Robin Christopherson, head of accessibility at technology access charity AbilityNet, presented a live audio demonstration of many of the difficulties that blind web users experience.
Among the sites he examined was the recently revamped Number 10 Downing Street website, which while relatively accessible in many ways, still has various untagged links which read simply ‘click here’, offering the audio browser no clue as to what lies behind. The website also features auto-start videos, with unlabelled control buttons, so that blind users are confronted with video noise drowning out their own audio controls and cannot work out how to turn it off.
The use of ‘Captcha’ is an increasing problem for audio web users, Christopherson said (see our previous coverage at: www.headstar.com/eablive/?p=183). Captcha seeks to prevent automated ‘spam’ software from registering accounts or filling in web forms by presenting a pattern of distorted letters and numbers that only sighted humans can decode.

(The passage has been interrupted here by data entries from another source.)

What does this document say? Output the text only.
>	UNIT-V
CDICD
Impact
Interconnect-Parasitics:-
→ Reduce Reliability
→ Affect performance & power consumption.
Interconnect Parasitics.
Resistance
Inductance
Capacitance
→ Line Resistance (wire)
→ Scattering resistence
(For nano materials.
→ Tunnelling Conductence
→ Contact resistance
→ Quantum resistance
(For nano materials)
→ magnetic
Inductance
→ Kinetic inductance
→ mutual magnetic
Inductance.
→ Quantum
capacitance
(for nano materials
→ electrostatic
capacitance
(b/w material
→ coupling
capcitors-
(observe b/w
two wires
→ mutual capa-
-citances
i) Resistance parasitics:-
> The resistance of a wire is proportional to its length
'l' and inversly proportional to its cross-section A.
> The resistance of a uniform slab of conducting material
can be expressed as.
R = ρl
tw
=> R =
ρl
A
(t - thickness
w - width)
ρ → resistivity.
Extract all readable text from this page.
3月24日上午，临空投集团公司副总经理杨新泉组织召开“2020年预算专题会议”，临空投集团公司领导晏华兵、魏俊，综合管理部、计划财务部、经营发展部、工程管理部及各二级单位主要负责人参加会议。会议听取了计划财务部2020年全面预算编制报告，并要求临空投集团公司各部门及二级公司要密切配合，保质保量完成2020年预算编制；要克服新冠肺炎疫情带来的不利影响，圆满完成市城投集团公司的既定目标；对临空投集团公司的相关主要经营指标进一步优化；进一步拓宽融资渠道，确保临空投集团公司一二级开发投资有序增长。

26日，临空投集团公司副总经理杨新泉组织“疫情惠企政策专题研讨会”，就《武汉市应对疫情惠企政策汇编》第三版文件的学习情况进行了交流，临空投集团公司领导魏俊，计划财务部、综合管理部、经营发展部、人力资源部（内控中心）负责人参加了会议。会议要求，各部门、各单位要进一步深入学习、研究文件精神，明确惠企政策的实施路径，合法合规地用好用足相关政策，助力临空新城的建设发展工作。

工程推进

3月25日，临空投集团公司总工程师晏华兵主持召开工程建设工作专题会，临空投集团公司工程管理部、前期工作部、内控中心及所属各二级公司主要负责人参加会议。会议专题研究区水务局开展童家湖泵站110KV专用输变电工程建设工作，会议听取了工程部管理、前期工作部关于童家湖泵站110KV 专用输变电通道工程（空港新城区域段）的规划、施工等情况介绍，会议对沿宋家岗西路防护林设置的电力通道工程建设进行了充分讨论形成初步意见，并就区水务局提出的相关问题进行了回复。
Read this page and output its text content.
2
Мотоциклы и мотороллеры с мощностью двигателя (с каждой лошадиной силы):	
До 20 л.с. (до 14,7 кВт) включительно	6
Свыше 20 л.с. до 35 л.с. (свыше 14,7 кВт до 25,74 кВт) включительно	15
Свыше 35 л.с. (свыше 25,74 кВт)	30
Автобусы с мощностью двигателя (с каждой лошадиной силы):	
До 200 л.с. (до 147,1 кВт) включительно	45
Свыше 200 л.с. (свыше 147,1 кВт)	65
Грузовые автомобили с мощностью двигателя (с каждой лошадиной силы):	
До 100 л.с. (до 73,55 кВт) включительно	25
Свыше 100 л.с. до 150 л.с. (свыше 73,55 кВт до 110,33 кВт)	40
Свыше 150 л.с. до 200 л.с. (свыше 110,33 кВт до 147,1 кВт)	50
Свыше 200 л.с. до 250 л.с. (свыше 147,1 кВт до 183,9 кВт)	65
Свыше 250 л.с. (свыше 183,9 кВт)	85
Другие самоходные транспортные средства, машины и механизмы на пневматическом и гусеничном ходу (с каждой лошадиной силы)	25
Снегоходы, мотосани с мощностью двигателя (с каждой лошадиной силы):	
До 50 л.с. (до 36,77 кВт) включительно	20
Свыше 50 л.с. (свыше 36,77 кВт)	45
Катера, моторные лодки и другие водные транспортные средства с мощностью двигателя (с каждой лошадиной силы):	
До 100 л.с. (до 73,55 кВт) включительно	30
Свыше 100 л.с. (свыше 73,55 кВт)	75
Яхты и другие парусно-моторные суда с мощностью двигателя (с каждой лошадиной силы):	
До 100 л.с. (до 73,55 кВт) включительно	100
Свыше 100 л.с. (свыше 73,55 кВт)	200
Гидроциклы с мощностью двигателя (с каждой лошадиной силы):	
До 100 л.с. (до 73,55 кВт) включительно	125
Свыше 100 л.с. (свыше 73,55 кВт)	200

Some captcha systems now offer ‘audio captcha’ alternatives for screen-reader users allowing blind users for example to hear a spoken code. Google is an example which uses an embedded QuickTime sound sequence to play a garbled numerical code over background noise which the listener is required to decipher in a similar way to the visual system (www.google.com/accounts/NewAccount?service=mail).However, these audio captcha files are also incomprehensible, as Christopherson demonstrated live to much amusement. In an attempt to foil audio recognition software, the sounds are so distorted that they cannot be recognised by humans either, he said.
A third option offered by Google to contact the site’s owners directly for assistance did not work either: when Christopherson was eventually contacted two days after applying for this option he was informed that everyone had to register online.